NEW DEHLI, INDIA — NEW DELHI, India -- This weekend, Christians by the hundreds of millions the world over mark one of the most joyous events in the ecclesiastical year. But what became of the infant ++ whose birth is celebrated at Christmas?
The Bible, of course, tells the story. But a German dissenter with a diploma in theology is offering his own version in a controversial book now for sale in bookstores in India and elsewhere.
The title of Holger Kersten's work, amplified and republished this year after selling 1.5 million copies worldwide, says it all: "Jesus Lived in India."

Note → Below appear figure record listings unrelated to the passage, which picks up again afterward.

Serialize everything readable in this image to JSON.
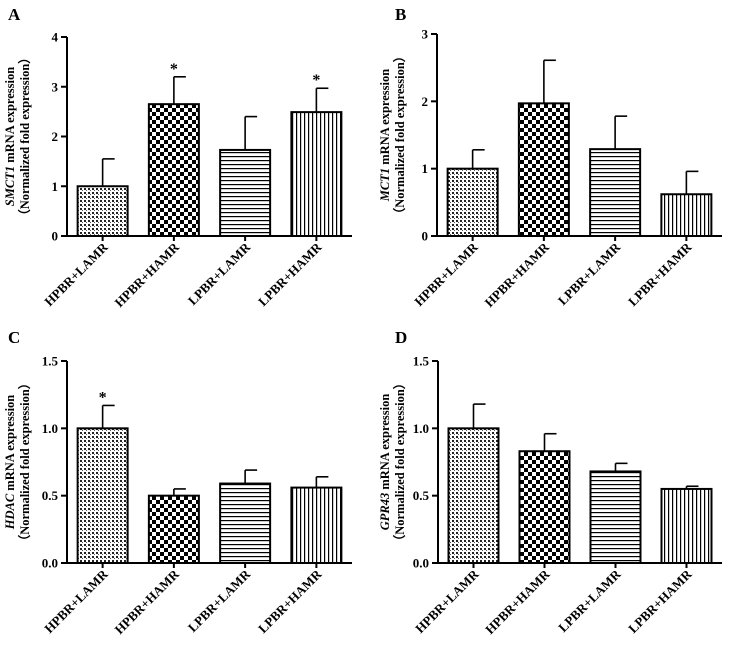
{
  "chart_data": [
    {
      "type": "bar",
      "panel": "A",
      "gene": "SMCT1",
      "ylabel_suffix": " mRNA expression",
      "ylabel_line2": "（Normalized fold expression）",
      "categories": [
        "HPBR+LAMR",
        "HPBR+HAMR",
        "LPBR+LAMR",
        "LPBR+HAMR"
      ],
      "values": [
        1.0,
        2.65,
        1.73,
        2.49
      ],
      "errors": [
        0.55,
        0.55,
        0.67,
        0.48
      ],
      "significance": [
        "",
        "*",
        "",
        "*"
      ],
      "ylim": [
        0,
        4
      ],
      "yticks": [
        "0",
        "1",
        "2",
        "3",
        "4"
      ],
      "tick_values": [
        0,
        1,
        2,
        3,
        4
      ],
      "patterns": [
        "dots",
        "checker",
        "hlines",
        "vlines"
      ]
    },
    {
      "type": "bar",
      "panel": "B",
      "gene": "MCT1",
      "ylabel_suffix": " mRNA expression",
      "ylabel_line2": "（Normalized fold expression）",
      "categories": [
        "HPBR+LAMR",
        "HPBR+HAMR",
        "LPBR+LAMR",
        "LPBR+HAMR"
      ],
      "values": [
        1.0,
        1.97,
        1.29,
        0.62
      ],
      "errors": [
        0.28,
        0.64,
        0.49,
        0.34
      ],
      "significance": [
        "",
        "",
        "",
        ""
      ],
      "ylim": [
        0,
        3
      ],
      "yticks": [
        "0",
        "1",
        "2",
        "3"
      ],
      "tick_values": [
        0,
        1,
        2,
        3
      ],
      "patterns": [
        "dots",
        "checker",
        "hlines",
        "vlines"
      ]
    },
    {
      "type": "bar",
      "panel": "C",
      "gene": "HDAC",
      "ylabel_suffix": " mRNA expression",
      "ylabel_line2": "（Normalized fold expression）",
      "categories": [
        "HPBR+LAMR",
        "HPBR+HAMR",
        "LPBR+LAMR",
        "LPBR+HAMR"
      ],
      "values": [
        1.0,
        0.5,
        0.59,
        0.56
      ],
      "errors": [
        0.17,
        0.05,
        0.1,
        0.08
      ],
      "significance": [
        "*",
        "",
        "",
        ""
      ],
      "ylim": [
        0,
        1.5
      ],
      "yticks": [
        "0.0",
        "0.5",
        "1.0",
        "1.5"
      ],
      "tick_values": [
        0,
        0.5,
        1.0,
        1.5
      ],
      "patterns": [
        "dots",
        "checker",
        "hlines",
        "vlines"
      ]
    },
    {
      "type": "bar",
      "panel": "D",
      "gene": "GPR43",
      "ylabel_suffix": " mRNA expression",
      "ylabel_line2": "（Normalized fold expression）",
      "categories": [
        "HPBR+LAMR",
        "HPBR+HAMR",
        "LPBR+LAMR",
        "LPBR+HAMR"
      ],
      "values": [
        1.0,
        0.83,
        0.68,
        0.55
      ],
      "errors": [
        0.18,
        0.13,
        0.06,
        0.02
      ],
      "significance": [
        "",
        "",
        "",
        ""
      ],
      "ylim": [
        0,
        1.5
      ],
      "yticks": [
        "0.0",
        "0.5",
        "1.0",
        "1.5"
      ],
      "tick_values": [
        0,
        0.5,
        1.0,
        1.5
      ],
      "patterns": [
        "dots",
        "checker",
        "hlines",
        "vlines"
      ]
    }
  ]
}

In a nutshell, he proposes that the son of Joseph and Mary traveled to India when young, imbibed the Buddhist philosophy and world view at the feet of Buddhist monks, then returned to propagate his findings among his people in Palestine.
Marshaling evidence including the now-discredited Shroud of Turin, etymology, the writings of a 19th-century Russian adventurer and sermons preached by Jesus as he tramped through the Holy Land, Mr. Kersten asserts that Christ did not die on the cross but survived and returned to India.
In the remote Himalayan land of Kashmir, Jesus (known then as "Issa") lived to a ripe old age as a Buddhist monk, according to Mr. Kersten. His tomb, he says, appears to be situated in the Kashmiri city of Srinagar, where, in point of fact, it is venerated to this day.
Whatever the truth about Jesus,the book is a reminder of the extraordinary importance India has exerted through the centuries the human spirit.
Ritual baptism and monastic asceticism are among its exports. According to Mr. Kersten, even Jesus' parable of the widow's mite, cited in the Gospel according to St. Mark, seems to be a reworking of an older Buddhist story.
Another work of Mr. Kersten, to be published in English next March, enumerates the parallels between the teachings of Jesus and Siddhartha Gautama, the Indian prince and ascetic who founded Buddhism.
Mr. Kersten contends that Jesus' original message was hijacked by the Apostle Paul, who introduced new elements, including misogyny and the concept that Christ's death absolved others of their sins.
"I am a follower of Jesus but not a Christian in its original meaning," said Mr. Kersten, who used to teach the precepts of Christianity in state adult vocational schools until his doubts sent him on a search that ended in India.
Mainstream Christians could rightly note that Mr. Kersten's ideas are heresy. In its 264 pages, the book denies the central tenet of Christianity: that the Son of God died to atone for humanity's sins.
"There are so many kinds of books from this 'New Age' stream that the church doesn't take any notice of them anymore," said Brother Jeffrey Gros, associate director of ecumenical and religious affairs at the National Conference of Catholic Bishops in Washington, D.C.
Mr. Kersten's book notes similarities in the lives and messages of Jesus Christ and Buddha. The Sermon on the Mount, he says, has its forerunners in older Buddhist scriptures like the Lalitavistara.
"What Jesus really meant is the way of karma, that you are of course responsible for your own doings," Mr. Kersten said.
And what of Christmas? Mr. Kersten says research shows it is the Christian reworking of the annual celebrations that used to mark the Dec. 25 birth of the ancient Persian sun deity, Mithras. He plans to celebrate it anyway: "I go to my parents' because they like it."